Born on August 24, 1942, in California, Guardino was the eldest among six siblings to Mariano J. (Monte) Guardino and Harriet Smith Guardino. The family later settled in Oregon, fostering a deeply devout Catholic upbringing for the children. Guardino pursued his education at Southern Oregon College, earning a degree in Philosophy before embarking on a career in social work. He eventually moved to Las Vegas when he began to work as a psychic, then to his wife's hometown of Lenoir City.

First using the pseudonym Jamil, David Guardino became known in the 1970s, billing himself as the World's Greatest Psychic and the Psychic to the Stars. From his home in Oregon, he moved to Las Vegas, to Tennessee.

He claimed to possess the power of telekinesis, or psychokinesis to read people's magnetic fields, an ability he believes has been bestowed upon him and other psychics by a divine being. Guardino allegedly used his powers to influence people through spells (he called those "whammies"), such as targeting politicians to pass legislation.

In the early 1980s, Guardino used classified advertising in newspapers to recruit clients, claiming to be a business consultant as well as "the world's greatest psychic". The ad copy claimed he was proficient in predictions and used psychokinesis. The Copley newspaper chain ran regular columns featuring Guardino answering questions from readers. In the same period, Guardino promoted the concept of using hypnosis as a birth control method for women.

Guardino claimed to have conducted a séance at Graceland in 1982, during which he communicated with the deceased Elvis Presley. This was contradicted by a spokesperson of the corporation managing Graceland, who said there was never any séance held on the site. Other notable people Guardino says he had post-mortem conversations with include Abraham Lincoln, Natalie Wood, Freddie Prinze, Marilyn Monroe, John Lennon and Adolf Hitler.

==Criminal activities==
Legal issues dogged him almost from the beginning.
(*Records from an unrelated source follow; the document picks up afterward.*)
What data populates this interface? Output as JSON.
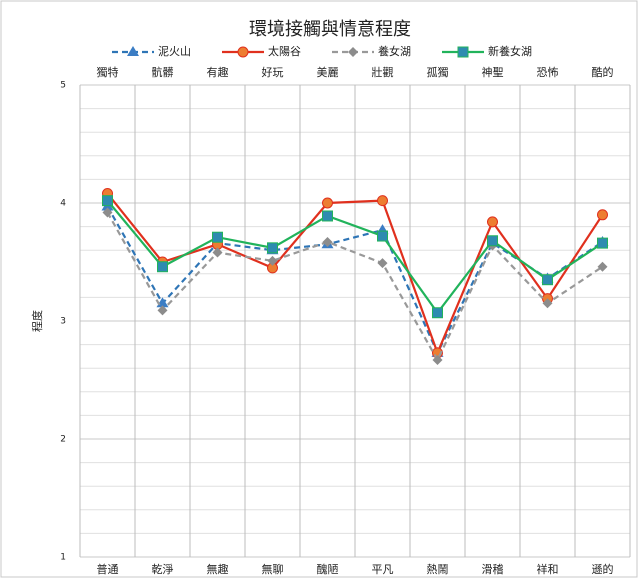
{
  "chart_data": {
    "type": "line",
    "title": "環境接觸與情意程度",
    "y_label": "程度",
    "categories": [
      "普通",
      "乾淨",
      "無趣",
      "無聊",
      "醜陋",
      "平凡",
      "熱鬧",
      "滑稽",
      "祥和",
      "遜的"
    ],
    "top_categories": [
      "獨特",
      "骯髒",
      "有趣",
      "好玩",
      "美麗",
      "壯觀",
      "孤獨",
      "神聖",
      "恐怖",
      "酷的"
    ],
    "ylim": [
      1,
      5
    ],
    "yticks": [
      1,
      2,
      3,
      4,
      5
    ],
    "minor_yticks": [
      1.2,
      1.4,
      1.6,
      1.8,
      2.2,
      2.4,
      2.6,
      2.8,
      3.2,
      3.4,
      3.6,
      3.8,
      4.2,
      4.4,
      4.6,
      4.8
    ],
    "grid": true,
    "series": [
      {
        "name": "泥火山",
        "color": "#2e75b6",
        "dash": true,
        "marker": "triangle",
        "values": [
          3.97,
          3.15,
          3.66,
          3.6,
          3.65,
          3.77,
          2.73,
          3.66,
          3.36,
          3.67
        ]
      },
      {
        "name": "太陽谷",
        "color": "#e0301e",
        "dash": false,
        "marker": "circle",
        "values": [
          4.08,
          3.5,
          3.65,
          3.45,
          4.0,
          4.02,
          2.73,
          3.84,
          3.19,
          3.9
        ]
      },
      {
        "name": "養女湖",
        "color": "#999999",
        "dash": true,
        "marker": "diamond",
        "values": [
          3.92,
          3.09,
          3.58,
          3.51,
          3.67,
          3.49,
          2.67,
          3.64,
          3.15,
          3.46
        ]
      },
      {
        "name": "新養女湖",
        "color": "#21b35b",
        "dash": false,
        "marker": "square",
        "values": [
          4.02,
          3.46,
          3.71,
          3.62,
          3.89,
          3.72,
          3.07,
          3.68,
          3.35,
          3.66
        ]
      }
    ]
  }
}
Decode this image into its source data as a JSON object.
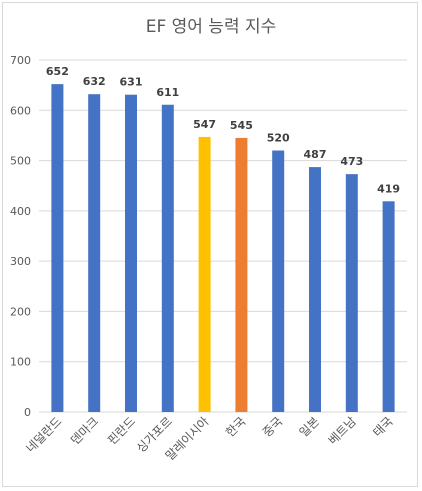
{
  "chart_data": {
    "type": "bar",
    "title": "EF 영어 능력 지수",
    "xlabel": "",
    "ylabel": "",
    "ylim": [
      0,
      700
    ],
    "yticks": [
      0,
      100,
      200,
      300,
      400,
      500,
      600,
      700
    ],
    "grid": true,
    "legend": "none",
    "categories": [
      "네덜란드",
      "덴마크",
      "핀란드",
      "싱가포르",
      "말레이시아",
      "한국",
      "중국",
      "일본",
      "베트남",
      "태국"
    ],
    "values": [
      652,
      632,
      631,
      611,
      547,
      545,
      520,
      487,
      473,
      419
    ],
    "colors": [
      "#4472C4",
      "#4472C4",
      "#4472C4",
      "#4472C4",
      "#FFC000",
      "#ED7D31",
      "#4472C4",
      "#4472C4",
      "#4472C4",
      "#4472C4"
    ]
  }
}
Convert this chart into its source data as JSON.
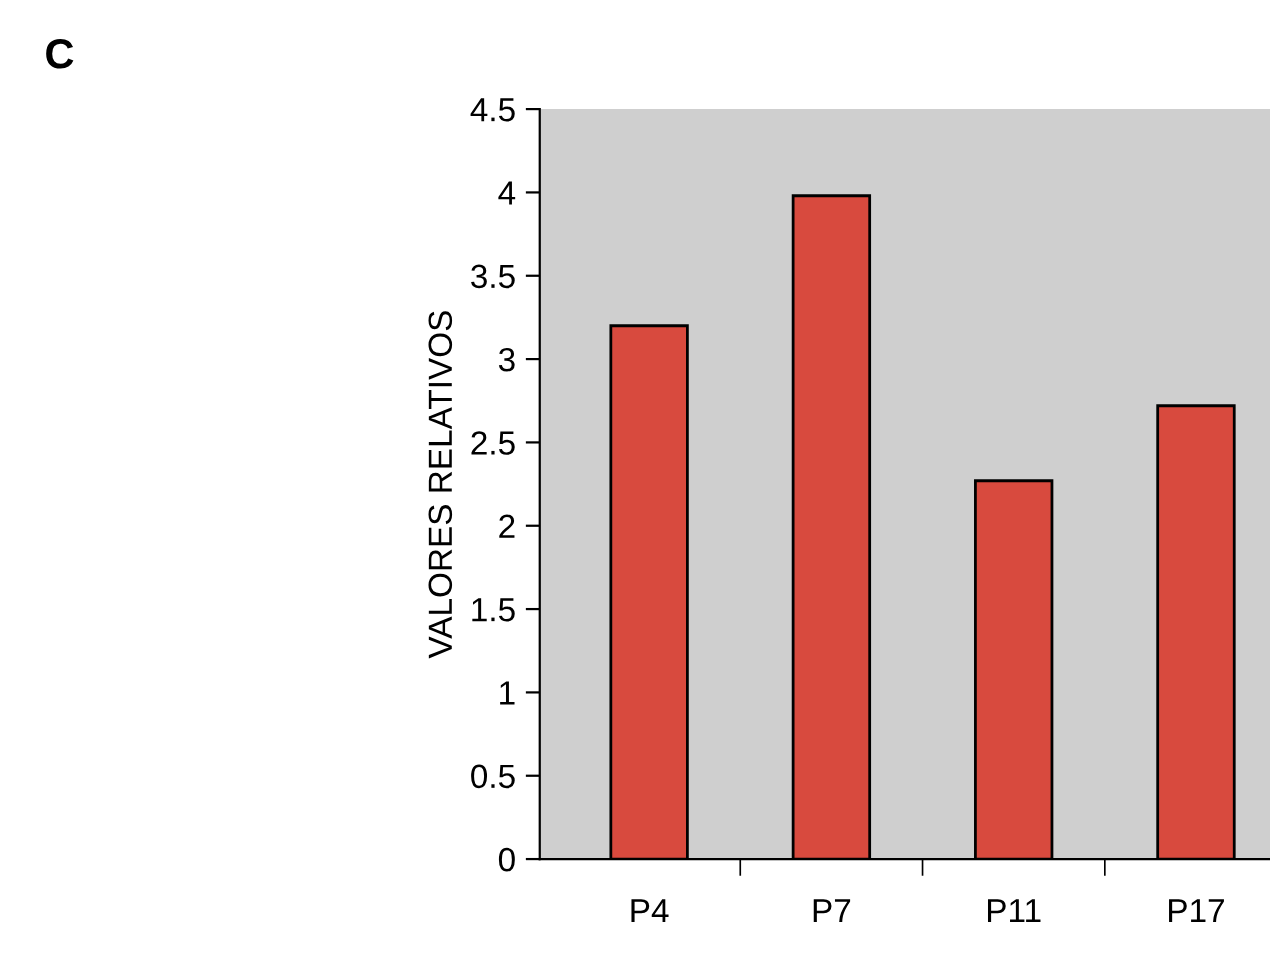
{
  "chart_data": {
    "type": "bar",
    "title": "C",
    "ylabel": "VALORES RELATIVOS",
    "categories": [
      "P4",
      "P7",
      "P11",
      "P17"
    ],
    "values": [
      3.2,
      3.98,
      2.27,
      2.72
    ],
    "color": "#d84a3e",
    "ylim": [
      0,
      4.5
    ],
    "yticks": [
      0,
      0.5,
      1,
      1.5,
      2,
      2.5,
      3,
      3.5,
      4,
      4.5
    ]
  }
}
The consumer protection unit of the Oregon Attorney General Office launched a civil lawsuit after eight of David's former clients failed to get their money back after Guardino's promises failed to materialize. Guardino counter-sued the State of Oregon for prejudice against his psychic business.
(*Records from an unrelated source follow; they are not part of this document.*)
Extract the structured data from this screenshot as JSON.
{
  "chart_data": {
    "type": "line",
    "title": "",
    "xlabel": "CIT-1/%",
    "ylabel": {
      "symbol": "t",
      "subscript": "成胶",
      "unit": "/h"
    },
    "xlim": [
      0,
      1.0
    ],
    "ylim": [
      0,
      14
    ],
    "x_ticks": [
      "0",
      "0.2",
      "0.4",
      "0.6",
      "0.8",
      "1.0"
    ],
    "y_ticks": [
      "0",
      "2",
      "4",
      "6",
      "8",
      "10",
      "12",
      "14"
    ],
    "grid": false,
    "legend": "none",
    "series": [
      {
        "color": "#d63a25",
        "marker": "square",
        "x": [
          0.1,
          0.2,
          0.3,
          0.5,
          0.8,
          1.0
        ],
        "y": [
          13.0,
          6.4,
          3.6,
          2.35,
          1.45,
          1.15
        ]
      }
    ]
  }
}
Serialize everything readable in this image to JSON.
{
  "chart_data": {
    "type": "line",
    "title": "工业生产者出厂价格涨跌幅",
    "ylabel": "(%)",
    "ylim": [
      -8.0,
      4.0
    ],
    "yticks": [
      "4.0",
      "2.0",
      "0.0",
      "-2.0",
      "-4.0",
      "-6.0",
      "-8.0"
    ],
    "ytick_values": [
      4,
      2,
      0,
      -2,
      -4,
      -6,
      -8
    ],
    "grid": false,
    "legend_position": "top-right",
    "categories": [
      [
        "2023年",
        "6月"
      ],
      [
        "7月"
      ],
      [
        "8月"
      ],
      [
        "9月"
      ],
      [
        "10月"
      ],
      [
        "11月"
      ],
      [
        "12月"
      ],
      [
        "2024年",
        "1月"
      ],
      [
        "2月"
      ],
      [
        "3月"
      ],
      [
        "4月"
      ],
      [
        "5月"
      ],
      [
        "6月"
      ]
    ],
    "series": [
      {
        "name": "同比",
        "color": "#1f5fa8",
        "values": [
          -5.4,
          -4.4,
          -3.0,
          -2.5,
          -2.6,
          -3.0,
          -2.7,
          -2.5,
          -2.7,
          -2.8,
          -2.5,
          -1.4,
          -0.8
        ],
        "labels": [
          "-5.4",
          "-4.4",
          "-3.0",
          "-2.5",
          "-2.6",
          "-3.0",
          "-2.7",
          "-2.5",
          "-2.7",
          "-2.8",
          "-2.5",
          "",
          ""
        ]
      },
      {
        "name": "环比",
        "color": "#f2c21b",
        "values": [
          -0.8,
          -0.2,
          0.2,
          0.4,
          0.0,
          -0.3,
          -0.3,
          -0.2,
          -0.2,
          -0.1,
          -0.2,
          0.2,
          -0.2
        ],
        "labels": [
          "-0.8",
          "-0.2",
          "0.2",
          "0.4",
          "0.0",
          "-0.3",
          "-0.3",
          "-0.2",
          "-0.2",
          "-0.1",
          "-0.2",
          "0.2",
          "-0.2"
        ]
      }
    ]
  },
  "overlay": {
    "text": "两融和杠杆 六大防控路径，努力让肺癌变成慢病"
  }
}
Guardino pleaded guilty to defrauding clients in September 1988. As per the plea agreement, he was placed on probation and agreed to reimburse $100,000 to a group of clients. As he failed to make the payments, he was sentenced to five years in prison in 1989. His psychic business continued to operate and to use his name in advertising.

In February 2007, he was sentenced to 21 months in prison for tax evasion, related to one million dollars of undisclosed income between 1998 and 2000. He was then living in Caryville. While the case was before the courts, Guardino racked up separate charges of aggravated burglary and domestic violence when he allegedly attacked his wife and another man in a Lake City motel.

==Personal life==
He married Dedra Jones, 20 years his junior, in 1982.

Guardino died on May 10, 2007, at age 64 from complications of obesity and diabetes.